COPENHAGUE – En décembre prochain, des chefs d’État vont se réunir à Copenhague pour négocier un nouvel accord sur le réchauffement climatique afin de réduire les émissions de carbone. Mais étant donné la manière dont il a été organisé, il est condamné à l’échec. La meilleure chose à espérer est que cette leçon finisse par nous apprendre à gérer ce problème d’une manière plus intelligente.

Les États-Unis ont clairement annoncé que les pays en développement devront s’engager à réduire leurs émissions de carbone de façon substantielle à Copenhague. Les pays en développement – surtout la Chine et l’Inde – seront les principaux émetteurs de gaz à effet de serre du XXIe siècle. Ils ont été exemptés du protocole de Kyoto à cause de leur faible taux d’émission pendant la période d’industrialisation de l’Occident. L’Europe a elle aussi admis, à contrecœur, que sans la participation des pays en développement, les réductions des pays riches n’auront que peu d’impact.

D’aucuns voudraient nous faire croire qu’embarquer la Chine et l’Inde dans notre bateau sera facile. Selon l’ancien vice-président américain Al Gore, “les pays développés autrefois réticents à rejoindre les premières phases d’une réponse mondiale à la crise climatique sont à présent les premiers à exiger des actes et à entreprendre des démarches audacieuses de leur propre chef.”

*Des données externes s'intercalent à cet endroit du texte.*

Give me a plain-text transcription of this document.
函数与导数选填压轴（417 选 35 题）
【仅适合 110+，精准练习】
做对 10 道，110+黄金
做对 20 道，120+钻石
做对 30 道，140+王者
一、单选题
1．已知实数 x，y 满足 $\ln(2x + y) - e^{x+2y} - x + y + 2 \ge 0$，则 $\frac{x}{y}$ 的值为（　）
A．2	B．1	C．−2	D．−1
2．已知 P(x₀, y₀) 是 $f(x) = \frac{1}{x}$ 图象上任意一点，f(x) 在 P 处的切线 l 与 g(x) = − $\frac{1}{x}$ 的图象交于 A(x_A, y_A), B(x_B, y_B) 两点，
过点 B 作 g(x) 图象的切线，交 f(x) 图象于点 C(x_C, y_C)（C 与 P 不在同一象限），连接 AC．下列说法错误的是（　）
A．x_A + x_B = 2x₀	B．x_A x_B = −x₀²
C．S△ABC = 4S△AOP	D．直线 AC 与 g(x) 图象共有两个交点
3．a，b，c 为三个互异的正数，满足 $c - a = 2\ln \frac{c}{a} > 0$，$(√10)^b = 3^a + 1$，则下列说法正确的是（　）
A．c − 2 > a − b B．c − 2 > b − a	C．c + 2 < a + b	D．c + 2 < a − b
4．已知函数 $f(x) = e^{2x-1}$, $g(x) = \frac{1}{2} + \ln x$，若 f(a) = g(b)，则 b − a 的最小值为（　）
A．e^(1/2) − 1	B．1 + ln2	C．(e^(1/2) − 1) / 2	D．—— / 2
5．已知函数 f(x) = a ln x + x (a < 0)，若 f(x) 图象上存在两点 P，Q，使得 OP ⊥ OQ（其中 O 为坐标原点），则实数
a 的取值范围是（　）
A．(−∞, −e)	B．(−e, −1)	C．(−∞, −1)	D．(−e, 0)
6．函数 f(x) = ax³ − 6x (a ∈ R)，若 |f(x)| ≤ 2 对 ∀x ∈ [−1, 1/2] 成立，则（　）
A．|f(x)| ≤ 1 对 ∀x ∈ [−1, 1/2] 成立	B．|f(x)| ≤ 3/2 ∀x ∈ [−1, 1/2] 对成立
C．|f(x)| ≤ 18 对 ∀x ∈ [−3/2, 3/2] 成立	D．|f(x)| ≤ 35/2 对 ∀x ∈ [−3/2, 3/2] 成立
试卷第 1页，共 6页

Mais un autre lauréat du Nobel, Rajendra Pachauri, président du Groupe intergouvernemental sur l’évolution du climat, n’en est pas si sûr. Il a récemment déclaré à un public indien : “naturellement, les pays en développement seront exemptés de telles restrictions, mais il est certain que les pays développés devront réduire leurs émissions.”